É evidente, mais que evidente, quando fazemos outra comparação. Esta é mais direta, pois é feita entre duas músicas. As duas se abraçam e se encaixam como dois amantes. “La fille aux cheveaux de lin” são respingos de tinta sobre uma tela, e com eles Debussy vai pintando, contando com os espaços em branco do suporte. “Chovendo na Roseira” são as pétalas de rosa espalhadas pelo vento, são as notas respingos de chuva sobre o piano. A chuva cai das pétalas e molha a partitura.
(Pode soar pedante. Mas descobri que o tema principal de “Chovendo na Roseira” é desenvolvido na nota sol. Chove na roseira, a chuva “limpa o céu e traz o azul”. O sol. O sol. Otimismo, alegria, delicadeza, na poesia e na música.)
Nas versões com ou sem letra, o piano é todo Tom, mas também é todo Debussy. A menina com cabelos de linho dança no meio do roseiral.
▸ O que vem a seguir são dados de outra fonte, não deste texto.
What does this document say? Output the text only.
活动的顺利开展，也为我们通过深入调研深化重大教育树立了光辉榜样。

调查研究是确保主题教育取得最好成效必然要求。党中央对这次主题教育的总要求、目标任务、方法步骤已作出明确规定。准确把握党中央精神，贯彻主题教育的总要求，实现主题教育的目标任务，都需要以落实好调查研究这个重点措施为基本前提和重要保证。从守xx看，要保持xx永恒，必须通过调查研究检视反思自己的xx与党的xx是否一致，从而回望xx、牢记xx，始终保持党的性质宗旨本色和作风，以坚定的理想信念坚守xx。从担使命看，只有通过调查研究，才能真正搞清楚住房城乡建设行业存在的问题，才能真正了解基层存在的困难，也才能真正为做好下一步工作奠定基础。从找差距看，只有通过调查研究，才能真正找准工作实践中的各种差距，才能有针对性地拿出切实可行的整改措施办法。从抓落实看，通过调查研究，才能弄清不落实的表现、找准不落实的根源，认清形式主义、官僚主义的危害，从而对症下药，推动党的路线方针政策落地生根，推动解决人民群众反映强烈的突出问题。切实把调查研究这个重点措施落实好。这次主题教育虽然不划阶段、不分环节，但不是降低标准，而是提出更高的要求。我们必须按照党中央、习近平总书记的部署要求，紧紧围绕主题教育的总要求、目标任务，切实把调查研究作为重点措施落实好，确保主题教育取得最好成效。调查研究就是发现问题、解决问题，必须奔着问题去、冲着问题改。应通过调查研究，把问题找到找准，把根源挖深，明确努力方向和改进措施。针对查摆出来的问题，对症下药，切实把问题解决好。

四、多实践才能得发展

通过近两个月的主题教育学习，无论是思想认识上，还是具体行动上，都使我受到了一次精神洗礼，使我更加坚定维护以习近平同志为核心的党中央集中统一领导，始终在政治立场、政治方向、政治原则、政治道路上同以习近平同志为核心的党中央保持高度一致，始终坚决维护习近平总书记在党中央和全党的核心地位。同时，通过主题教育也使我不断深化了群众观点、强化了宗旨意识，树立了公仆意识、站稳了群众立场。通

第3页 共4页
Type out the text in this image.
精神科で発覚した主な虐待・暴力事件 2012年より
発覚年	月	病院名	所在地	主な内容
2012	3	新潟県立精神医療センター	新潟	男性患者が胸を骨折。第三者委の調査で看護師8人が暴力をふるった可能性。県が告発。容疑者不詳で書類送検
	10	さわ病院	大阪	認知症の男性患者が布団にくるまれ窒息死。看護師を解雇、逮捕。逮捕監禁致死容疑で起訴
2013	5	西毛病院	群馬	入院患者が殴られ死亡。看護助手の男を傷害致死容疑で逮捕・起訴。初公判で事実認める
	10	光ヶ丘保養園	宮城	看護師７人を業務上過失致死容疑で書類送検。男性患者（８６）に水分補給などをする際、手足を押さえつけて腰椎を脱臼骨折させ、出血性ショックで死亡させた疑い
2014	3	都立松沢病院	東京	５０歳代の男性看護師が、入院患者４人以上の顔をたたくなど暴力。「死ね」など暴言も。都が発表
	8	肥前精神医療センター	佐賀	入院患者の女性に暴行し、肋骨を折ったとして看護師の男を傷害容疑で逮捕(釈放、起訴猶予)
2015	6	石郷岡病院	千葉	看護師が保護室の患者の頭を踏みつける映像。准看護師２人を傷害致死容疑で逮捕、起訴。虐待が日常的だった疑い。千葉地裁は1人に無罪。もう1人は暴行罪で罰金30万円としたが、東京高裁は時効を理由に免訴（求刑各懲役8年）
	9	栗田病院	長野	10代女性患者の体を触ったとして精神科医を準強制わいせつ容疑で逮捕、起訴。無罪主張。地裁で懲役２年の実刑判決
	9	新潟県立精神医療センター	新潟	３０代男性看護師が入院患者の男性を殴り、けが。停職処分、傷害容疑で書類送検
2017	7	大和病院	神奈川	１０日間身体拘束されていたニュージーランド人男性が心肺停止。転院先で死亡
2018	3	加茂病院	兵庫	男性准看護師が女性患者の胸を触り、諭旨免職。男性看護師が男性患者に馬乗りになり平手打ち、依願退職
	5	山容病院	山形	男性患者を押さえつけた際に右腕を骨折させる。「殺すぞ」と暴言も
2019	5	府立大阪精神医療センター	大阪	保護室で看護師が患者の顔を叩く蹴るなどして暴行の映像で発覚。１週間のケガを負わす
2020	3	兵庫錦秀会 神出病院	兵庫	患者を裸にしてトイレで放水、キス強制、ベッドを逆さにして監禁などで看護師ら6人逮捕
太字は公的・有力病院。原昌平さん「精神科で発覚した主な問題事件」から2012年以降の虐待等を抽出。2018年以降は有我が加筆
Tom Jobim sempre dá a impressão de saber muito mais do que demonstra. E, sempre, sabe muito mais do que nós. Mas quais sejam os seus conhecimentos por nós ignorados, uma parte deles aprendeu com o compositor de “Clair de Lune”.
"A menina com cabelo de linho" é uma das minhas preferidas do Debussy. Sinto o tempo parar sempre que a ouço. "Beau soir" é outra que me faz tocar a eternidade. Existe algo mágico na música do Debussy, algo inexplicável.
Parabéns pelo texto!
Que texto lindo, sensível, incrível!! Parabéns!!